7. The method for identifying textile fabric defects based on image detection according to claim 6, characterized in that, The steps for executing the weaving type switching instruction include: The image data acquired within a preset time period after the deviation exceeds the preset fluctuation range and the current tissue topology attribute points to the new weave category is continuously observed; If, within the preset time period, the proportion of the calculated tissue topology attribute pointing to the new weave type in the image data acquired exceeds a preset proportion, then the weave type switching instruction is executed. During the period of continuously observing the image data acquired within a preset time after the deviation exceeds the preset fluctuation range and the current tissue topology attribute points to a new weave category, the method further includes: Simultaneously, referencing both the current defect detection strategy corresponding to the weave type and the new defect detection strategy corresponding to the weave type, a temporary defect detection strategy is generated and applied to perform defect detection during the observation period.

8. The method for identifying textile fabric defects based on image detection according to claim 7, characterized in that, After executing the weave type switching instruction, the following steps are included: The switching time point of the weave type switching instruction, the difference in the tissue topology attributes before and after the switching, and the detection results of the defect detection using the temporary defect detection strategy are encapsulated into conversion segment data and the conversion segment data is output.

9. The method for identifying textile fabric defects based on image detection according to claim 1, characterized in that, The preset multiple defect detection strategies include a first defect detection strategy for plain weave, a second defect detection strategy for twill weave, and a third defect detection strategy for jacquard weave. The first defect detection strategy includes loading a feature analysis operator based on local binary pattern and frequency domain transformation to extract local texture anomaly features of plain weave fabric from the image data, and setting a first judgment tolerance to determine whether the local texture anomaly features constitute a defect. The second defect detection strategy includes loading a feature analysis operator based on directional gradient features and morphological processing to extract directional breakage features of twill fabric from the image data, and setting a second judgment tolerance to determine whether the directional breakage features constitute a defect. The third defect detection strategy includes loading a feature analysis operator based on multi-scale decomposition and adaptive threshold segmentation to extract structural repeatability anomalies of jacquard textile fabrics from the image data, and setting a third judgment tolerance to determine whether the structural repeatability anomalies constitute a defect.
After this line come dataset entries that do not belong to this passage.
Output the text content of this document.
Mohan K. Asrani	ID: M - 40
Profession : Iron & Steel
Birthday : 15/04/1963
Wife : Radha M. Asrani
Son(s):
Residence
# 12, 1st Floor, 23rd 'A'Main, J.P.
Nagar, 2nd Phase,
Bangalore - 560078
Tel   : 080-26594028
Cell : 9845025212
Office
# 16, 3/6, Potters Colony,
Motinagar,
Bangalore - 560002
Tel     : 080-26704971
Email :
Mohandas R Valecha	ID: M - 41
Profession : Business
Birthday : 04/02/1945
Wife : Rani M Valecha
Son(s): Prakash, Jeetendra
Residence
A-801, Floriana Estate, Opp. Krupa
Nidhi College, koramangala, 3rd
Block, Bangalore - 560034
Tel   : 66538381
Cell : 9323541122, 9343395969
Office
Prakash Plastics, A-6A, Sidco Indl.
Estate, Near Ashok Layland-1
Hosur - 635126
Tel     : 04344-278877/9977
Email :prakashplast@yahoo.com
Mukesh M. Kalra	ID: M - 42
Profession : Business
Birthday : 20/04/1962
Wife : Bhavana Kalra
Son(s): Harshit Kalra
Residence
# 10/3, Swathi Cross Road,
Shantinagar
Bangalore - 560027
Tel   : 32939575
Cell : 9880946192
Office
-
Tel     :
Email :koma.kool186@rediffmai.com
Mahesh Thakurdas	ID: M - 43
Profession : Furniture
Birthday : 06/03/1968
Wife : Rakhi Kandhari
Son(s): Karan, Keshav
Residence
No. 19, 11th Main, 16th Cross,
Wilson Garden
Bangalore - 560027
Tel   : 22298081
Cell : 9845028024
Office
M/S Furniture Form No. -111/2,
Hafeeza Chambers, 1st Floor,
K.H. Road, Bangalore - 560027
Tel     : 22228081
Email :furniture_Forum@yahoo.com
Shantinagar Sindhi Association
10. A textile fabric defect identification system based on image detection, used to execute the textile fabric defect identification method based on image detection as described in any one of claims 1 to 9, characterized in that, The system includes: The feature extraction module is used to collect image data of the textile fabric to be detected at a preset frequency during the textile fabric conveying process, and extract the texture distribution features of the image data. The attribute determination module is used to calculate the organizational topology attributes of the textile fabric to be detected based on the texture distribution features. The category identification module is used to compare the organization topology attributes with the standard topology features corresponding to a variety of preset fabric weaves in order to identify the weave category of the textile fabric to be detected. The strategy matching module is used to select and load a defect detection strategy that matches the identified weave type from a plurality of preset defect detection strategies, wherein different weave types correspond to different feature analysis operators; The defect identification module is used to perform defect detection on the image data using the loaded defect detection strategy and output the identification results.